Another was Samuel ibn Nageda (ca 993-after 1056): royal advisor, general, scholar, and poet in Granada. After he died, his son succeeded him. Tragically, in 1066 his son was murdered by envious Muslim rivals who then led a mob in the massacre of Granada’s Jews.
These court Jews, and those that followed them, were recognized by their rulers, whether Olympian, Christian, or Muslim, as men of importance because of their intelligence, skills in trade, medicine, or languages, depth of character, and family connections.
They capably served their rulers but also their synagogues. They persuaded their non-Jewish rulers to provide protection and grant favors to the Jewish community. They were often writers and supported the cultural creativity of their Jewish community.

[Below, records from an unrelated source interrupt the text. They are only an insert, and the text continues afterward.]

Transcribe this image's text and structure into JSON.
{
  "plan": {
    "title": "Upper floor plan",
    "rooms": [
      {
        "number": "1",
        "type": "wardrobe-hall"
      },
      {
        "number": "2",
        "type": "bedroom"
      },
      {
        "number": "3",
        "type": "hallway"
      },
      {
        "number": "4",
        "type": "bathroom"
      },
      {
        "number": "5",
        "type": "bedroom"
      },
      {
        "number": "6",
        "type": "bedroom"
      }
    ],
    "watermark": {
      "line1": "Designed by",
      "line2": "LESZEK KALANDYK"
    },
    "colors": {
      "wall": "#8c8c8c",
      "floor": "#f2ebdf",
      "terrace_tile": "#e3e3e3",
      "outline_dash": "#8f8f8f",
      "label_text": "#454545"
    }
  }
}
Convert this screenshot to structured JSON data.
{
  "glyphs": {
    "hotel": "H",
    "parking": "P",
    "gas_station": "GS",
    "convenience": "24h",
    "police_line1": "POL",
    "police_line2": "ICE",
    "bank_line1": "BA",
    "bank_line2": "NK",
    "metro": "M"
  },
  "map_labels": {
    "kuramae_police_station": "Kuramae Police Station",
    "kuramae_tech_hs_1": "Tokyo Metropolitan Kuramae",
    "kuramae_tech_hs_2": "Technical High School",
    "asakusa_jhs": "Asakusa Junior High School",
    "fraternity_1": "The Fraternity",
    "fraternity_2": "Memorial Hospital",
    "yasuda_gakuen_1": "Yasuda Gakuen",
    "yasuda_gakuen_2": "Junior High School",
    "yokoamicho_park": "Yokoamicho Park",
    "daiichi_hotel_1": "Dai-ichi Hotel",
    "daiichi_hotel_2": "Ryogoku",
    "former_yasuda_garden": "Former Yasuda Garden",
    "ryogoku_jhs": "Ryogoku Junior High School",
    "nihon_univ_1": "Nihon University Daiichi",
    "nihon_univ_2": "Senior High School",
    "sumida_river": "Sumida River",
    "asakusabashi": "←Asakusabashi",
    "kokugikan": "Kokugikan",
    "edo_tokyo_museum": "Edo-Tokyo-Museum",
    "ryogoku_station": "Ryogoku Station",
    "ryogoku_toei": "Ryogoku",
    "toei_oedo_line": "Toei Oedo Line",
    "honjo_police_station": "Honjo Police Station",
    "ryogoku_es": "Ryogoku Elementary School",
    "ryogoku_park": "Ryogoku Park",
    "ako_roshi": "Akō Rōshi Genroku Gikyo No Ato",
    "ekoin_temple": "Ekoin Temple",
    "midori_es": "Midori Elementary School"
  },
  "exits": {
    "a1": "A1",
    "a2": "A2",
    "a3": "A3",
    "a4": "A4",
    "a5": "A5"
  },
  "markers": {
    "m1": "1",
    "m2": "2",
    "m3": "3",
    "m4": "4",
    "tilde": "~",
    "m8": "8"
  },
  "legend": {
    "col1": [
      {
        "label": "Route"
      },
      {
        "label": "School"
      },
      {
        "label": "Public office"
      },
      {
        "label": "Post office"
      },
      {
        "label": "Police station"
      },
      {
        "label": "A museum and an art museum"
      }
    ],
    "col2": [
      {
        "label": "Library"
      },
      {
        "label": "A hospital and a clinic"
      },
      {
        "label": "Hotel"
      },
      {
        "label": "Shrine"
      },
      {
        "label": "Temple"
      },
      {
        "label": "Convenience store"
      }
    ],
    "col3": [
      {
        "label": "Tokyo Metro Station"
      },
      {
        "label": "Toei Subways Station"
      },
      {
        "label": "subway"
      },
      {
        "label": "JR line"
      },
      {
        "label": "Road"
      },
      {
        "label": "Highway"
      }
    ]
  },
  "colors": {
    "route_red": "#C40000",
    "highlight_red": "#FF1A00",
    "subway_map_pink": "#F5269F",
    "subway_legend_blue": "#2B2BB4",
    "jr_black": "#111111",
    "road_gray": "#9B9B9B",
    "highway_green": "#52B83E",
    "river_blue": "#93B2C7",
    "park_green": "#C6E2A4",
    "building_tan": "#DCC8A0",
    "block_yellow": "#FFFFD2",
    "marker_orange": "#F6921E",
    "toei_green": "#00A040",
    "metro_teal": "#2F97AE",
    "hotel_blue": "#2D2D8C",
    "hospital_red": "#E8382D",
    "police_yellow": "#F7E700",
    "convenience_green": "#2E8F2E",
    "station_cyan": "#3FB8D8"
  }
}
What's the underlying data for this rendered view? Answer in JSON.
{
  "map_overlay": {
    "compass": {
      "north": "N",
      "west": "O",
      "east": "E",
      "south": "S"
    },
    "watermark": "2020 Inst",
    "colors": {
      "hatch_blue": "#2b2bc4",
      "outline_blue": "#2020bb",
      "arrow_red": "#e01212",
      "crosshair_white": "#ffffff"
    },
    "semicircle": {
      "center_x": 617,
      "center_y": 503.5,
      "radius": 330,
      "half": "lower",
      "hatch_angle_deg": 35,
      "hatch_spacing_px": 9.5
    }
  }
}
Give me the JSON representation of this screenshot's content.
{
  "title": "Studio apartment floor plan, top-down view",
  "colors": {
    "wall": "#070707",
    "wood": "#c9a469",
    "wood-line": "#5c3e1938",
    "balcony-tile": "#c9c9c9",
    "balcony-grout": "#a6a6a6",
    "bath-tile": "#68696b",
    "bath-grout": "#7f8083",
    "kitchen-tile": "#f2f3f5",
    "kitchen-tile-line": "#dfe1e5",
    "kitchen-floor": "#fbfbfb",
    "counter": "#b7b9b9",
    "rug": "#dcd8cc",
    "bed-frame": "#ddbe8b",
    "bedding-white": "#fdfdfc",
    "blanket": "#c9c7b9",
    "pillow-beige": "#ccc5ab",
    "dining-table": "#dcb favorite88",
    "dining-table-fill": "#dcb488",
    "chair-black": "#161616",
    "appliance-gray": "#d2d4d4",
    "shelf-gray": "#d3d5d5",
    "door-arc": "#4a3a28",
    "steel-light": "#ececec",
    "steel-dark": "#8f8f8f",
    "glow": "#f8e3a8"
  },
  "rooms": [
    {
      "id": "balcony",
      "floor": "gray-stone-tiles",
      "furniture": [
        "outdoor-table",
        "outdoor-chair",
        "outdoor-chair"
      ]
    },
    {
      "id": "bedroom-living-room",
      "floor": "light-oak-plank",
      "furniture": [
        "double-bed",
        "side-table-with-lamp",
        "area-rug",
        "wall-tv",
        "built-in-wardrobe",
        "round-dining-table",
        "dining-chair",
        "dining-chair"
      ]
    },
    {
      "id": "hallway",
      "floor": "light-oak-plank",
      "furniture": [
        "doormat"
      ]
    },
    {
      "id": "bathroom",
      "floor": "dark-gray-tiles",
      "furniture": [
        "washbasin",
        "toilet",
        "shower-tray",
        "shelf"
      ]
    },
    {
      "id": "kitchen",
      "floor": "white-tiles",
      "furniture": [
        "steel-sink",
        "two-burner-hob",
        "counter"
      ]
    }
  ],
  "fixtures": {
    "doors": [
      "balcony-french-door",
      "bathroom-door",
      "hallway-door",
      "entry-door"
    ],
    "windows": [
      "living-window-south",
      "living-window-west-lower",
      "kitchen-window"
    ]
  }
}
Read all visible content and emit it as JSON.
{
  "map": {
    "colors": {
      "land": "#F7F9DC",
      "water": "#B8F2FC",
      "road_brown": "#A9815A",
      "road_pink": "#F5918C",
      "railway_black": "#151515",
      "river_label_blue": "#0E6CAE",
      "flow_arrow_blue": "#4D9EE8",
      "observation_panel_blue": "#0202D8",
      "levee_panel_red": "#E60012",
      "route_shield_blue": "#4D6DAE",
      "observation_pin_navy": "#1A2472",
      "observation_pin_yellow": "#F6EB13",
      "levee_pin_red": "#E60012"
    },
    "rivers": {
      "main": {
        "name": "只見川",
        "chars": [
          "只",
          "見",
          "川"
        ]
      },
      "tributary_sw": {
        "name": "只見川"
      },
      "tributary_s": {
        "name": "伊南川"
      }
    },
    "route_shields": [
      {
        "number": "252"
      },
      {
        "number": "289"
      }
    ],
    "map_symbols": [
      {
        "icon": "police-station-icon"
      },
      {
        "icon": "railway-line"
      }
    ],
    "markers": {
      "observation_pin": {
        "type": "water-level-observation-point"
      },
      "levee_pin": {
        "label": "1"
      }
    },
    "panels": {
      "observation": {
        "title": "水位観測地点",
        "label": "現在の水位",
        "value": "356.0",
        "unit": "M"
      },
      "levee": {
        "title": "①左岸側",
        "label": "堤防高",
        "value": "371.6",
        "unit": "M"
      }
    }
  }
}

During the golden age of Islamic rule in Iberia, state sponsorship of Hellenian studies fed the creativity of Jewish intellectuals. The peace and prosperity of the times made their intellectual focus possible.
In the 1100s, Berber Muslims from Carthaginia took control of Iberia and replaced state sponsorship of intellectual and cultural creativity with that of ethnic intolerance. They were restoratives; that is, they wanted to restore an imagined lost age of purity.
The Jewish community of Iberia met this intolerance with an inflexibility of its own. This starved creative opportunities for Jewish intellectuals who found Talmudic studies alone too sterile.
Before that happened, Jewish intellectuals had not been able to create a conceptual system that could affirm the best of Hellenian and Arab culture in terms of Jewish tradition.
Maimonides (Rabbi Moses ben Maimon, 1135-1204), the greatest Jewish thinker of his age, tried to do this but failed. The leading rabbis of his time rejected his attempt to synthesize Talmudic Judaism with Aristotelian Olympianity. Instead they chose to explore the possibilities of responding creatively to difficult times by using the mystical Kabbalah.
(Today we continued to reflect on Norman Cantor’s The Sacred Chain: A History of the Jews [HarperCollins, 1994, pp. 121-51, 185-87].)